Summer break started this week, and it allows some time for reading beyond my list. I've seen several vampire movies and watched a lot of Buffy and Angel, but I'd never read Stoker's Dracula, so I got a copy and started reading it this week. I found some surprises and some expected things, some fun parts and some extremely creepy parts.
Literary analysts say vampire stories are really about sex. But criminal psychologists say rape isn't about sex; it's about power. But theologians say desire for power is really a spiritual matter. So I think someone can read this novel several ways. You might even read it as a story of a guy who needs blood and has conveniently sharp teeth. But surely these other levels are present for anyone who wants to think about them.
I've liked horror stories ever since I first read "The Pit and the Pendulum," and I've enjoyed horror films ever since I first saw The Blob on late-night local TV. But for a long time I got no enjoyment out of vampire movies at all and avoided them; they were just too creepy for me. The idea that a person could be doomed to an eternity of evil with no choice in the matter but solely through the momentary action of another was too horrifying to be entertaining. Following this understanding, the vampire seems as powerful as God, and that dualist view bothers me.
Comedy settings could make the legend tolerable for me. Whether involving Gilligan or Abbott and Costello, the story's assurance of a happy ending meant that the victims had hope, that goodness had the greater power. These examples show the essential spirituality of the happy ending in even the most shallow of comedies.
Buffy the Vampire Slayer got me looking at the legend in an entirely different way. In Buffy, vampires can by their own will and actions only weaken or kill, not take the soul. And that frightening situation is just the world we live in. Our bodies and their life-sustaining fluids are held together by thin membranes that can be ruptured by common objects surrounding us everywhere we go, and virtually anybody could mortally violate a person's fragility at anytime.
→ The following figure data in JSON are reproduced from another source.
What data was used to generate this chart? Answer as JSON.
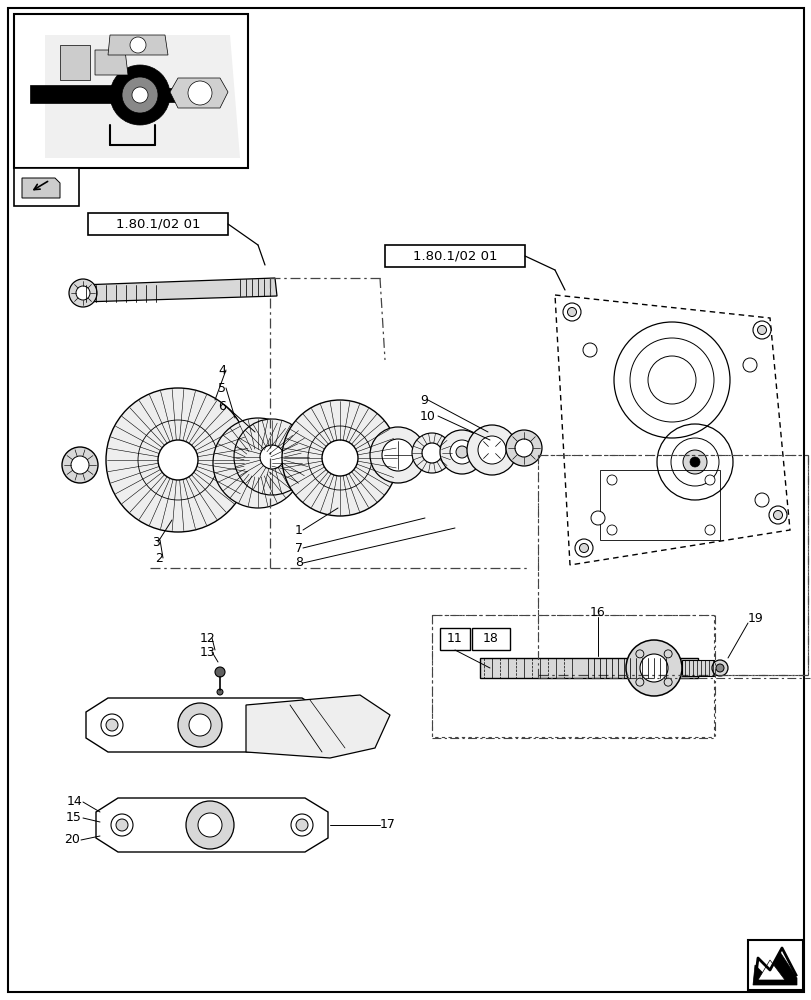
{
  "bg_color": "#ffffff",
  "line_color": "#000000",
  "fig_width": 8.12,
  "fig_height": 10.0,
  "dpi": 100,
  "ref_label": "1.80.1/02 01",
  "gray_fill": "#d8d8d8",
  "light_gray": "#eeeeee",
  "dash_color": "#555555",
  "dot_dash": [
    8,
    4,
    2,
    4
  ]
}
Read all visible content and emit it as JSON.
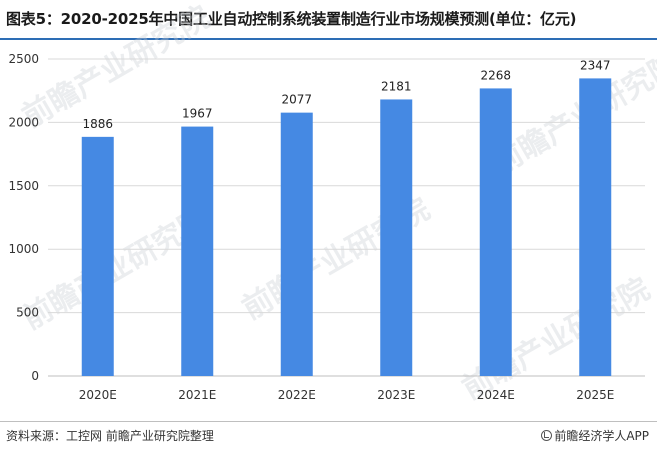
{
  "title": "图表5：2020-2025年中国工业自动控制系统装置制造行业市场规模预测(单位：亿元)",
  "source": "资料来源：工控网 前瞻产业研究院整理",
  "brand": "前瞻经济学人APP",
  "watermark": "前瞻产业研究院",
  "colors": {
    "bar": "#4589e3",
    "title_rule": "#2d6db5",
    "grid": "#d9d9d9",
    "axis": "#bfbfbf"
  },
  "chart_data": {
    "type": "bar",
    "categories": [
      "2020E",
      "2021E",
      "2022E",
      "2023E",
      "2024E",
      "2025E"
    ],
    "values": [
      1886,
      1967,
      2077,
      2181,
      2268,
      2347
    ],
    "ylim": [
      0,
      2500
    ],
    "yticks": [
      0,
      500,
      1000,
      1500,
      2000,
      2500
    ],
    "grid": true,
    "legend": "none"
  }
}
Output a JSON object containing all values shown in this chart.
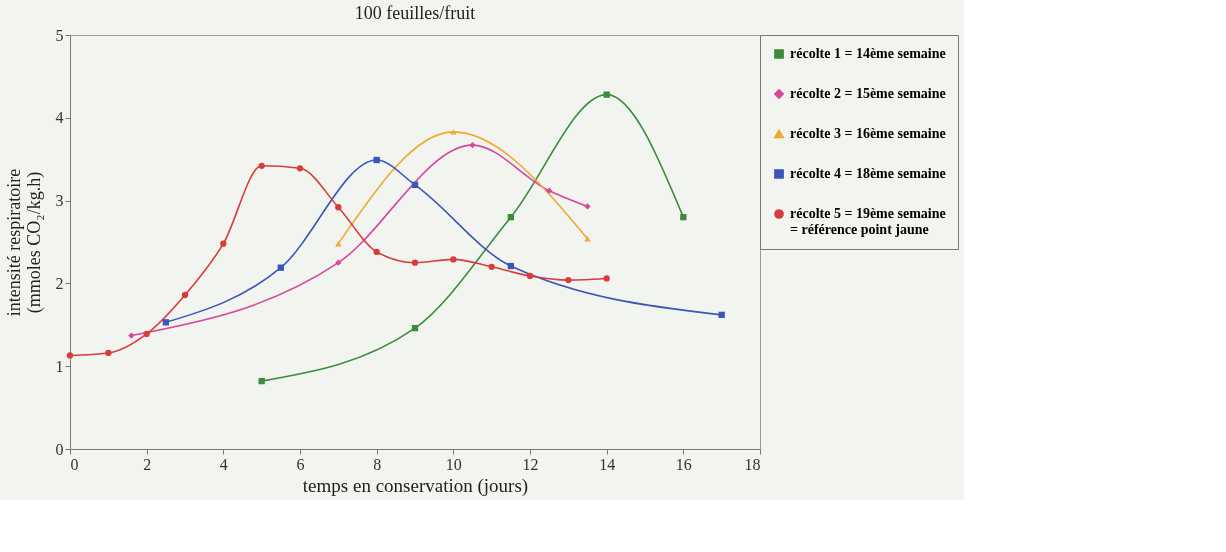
{
  "chart_data": {
    "type": "line",
    "title": "100 feuilles/fruit",
    "xlabel": "temps en conservation (jours)",
    "ylabel": "intensité respiratoire\n(mmoles CO₂/kg.h)",
    "xlim": [
      0,
      18
    ],
    "xticks": [
      0,
      2,
      4,
      6,
      8,
      10,
      12,
      14,
      16,
      18
    ],
    "ylim": [
      0,
      5
    ],
    "yticks": [
      0,
      1,
      2,
      3,
      4,
      5
    ],
    "grid": false,
    "legend": "right",
    "line_style": "solid",
    "series": [
      {
        "name": "récolte 1 = 14ème semaine",
        "color": "#3c8c3c",
        "marker": "square",
        "x": [
          5,
          9,
          11.5,
          14,
          16
        ],
        "values": [
          0.82,
          1.46,
          2.8,
          4.28,
          2.8
        ]
      },
      {
        "name": "récolte 2 = 15ème semaine",
        "color": "#d6479e",
        "marker": "diamond",
        "x": [
          1.6,
          7,
          10.5,
          12.5,
          13.5
        ],
        "values": [
          1.37,
          2.25,
          3.67,
          3.12,
          2.93
        ]
      },
      {
        "name": "récolte 3 = 16ème semaine",
        "color": "#f0a830",
        "marker": "triangle",
        "x": [
          7,
          10,
          13.5
        ],
        "values": [
          2.48,
          3.83,
          2.54
        ]
      },
      {
        "name": "récolte 4 = 18ème semaine",
        "color": "#3a56b8",
        "marker": "square",
        "x": [
          2.5,
          5.5,
          8,
          9,
          11.5,
          17
        ],
        "values": [
          1.53,
          2.19,
          3.49,
          3.19,
          2.21,
          1.62
        ]
      },
      {
        "name": "récolte 5 = 19ème semaine\n= référence point jaune",
        "color": "#d83c3c",
        "marker": "circle",
        "x": [
          0,
          1,
          2,
          3,
          4,
          5,
          6,
          7,
          8,
          9,
          10,
          11,
          12,
          13,
          14
        ],
        "values": [
          1.13,
          1.16,
          1.39,
          1.86,
          2.48,
          3.42,
          3.39,
          2.92,
          2.38,
          2.25,
          2.29,
          2.2,
          2.09,
          2.04,
          2.06
        ]
      }
    ]
  }
}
When I think about stumbles and fumbles around rocks and sticks and kitchen knives, I wonder sometimes that we live at all. So I can deal with a monster who can destroy the body but cannot destroy the soul. To become a vampire in Buffy, the victim has to drink the vampire's blood as well. As Buffy herself explains it, "They suck your blood. You suck theirs. It's a whole sucky thing." (Interesting that the vampire world of producer Joss Whedon, an atheistic materialist, makes so much more sense to me than the dualist world I used to associate with vampires.)
I was surprised at the spiritual content of Stoker's novel. I knew that crucifixes worked as well as garlic in keeping a vampire away, but I didn't know how pious the vampire chasers would be. Van Helsing and others believe in God and in redemption by the blood of Jesus. They see themselves as equipped by God to stop an evil and restore souls. According to Stoker's mythology, a victim becomes a vampire if she dies while her sire is still functioning. From the time of the attack, her blood is poisoned and her soul is separated from God, despite even a most sincere faith. If she dies in this state, she becomes a vampire. She has two hopes, though: her soul is released from the curse if either the attacker becomes dead-dead (i.e., not even undead) before she dies or someone kills-her-kills-her (stake through the heart, decapitation, etc.). The pious victims in the novel agree to do this for each other if the need arises; they know their duty to free a victim's soul to go to Heaven. They know that circumstances may not work out, though; feeling their divine calling to seek Dracula and try to kill him, they also acknowledge their willingness to risk eternal vampirehood for the cause.
The book provides the source for many familiar tropes: the scientist with esoteric knowledge that must continually ask others simply to trust him, the mind meld whereby one person can have the sensory experiences of another, the monster who travels by changing into a mist. I didn't associate them with Dracula before, but I'll think of this book now every time I see one of them. And see them I'm sure I will. I might even use some more free break time to rewatch some favorite episodes of Buffy. So much Whedony goodness.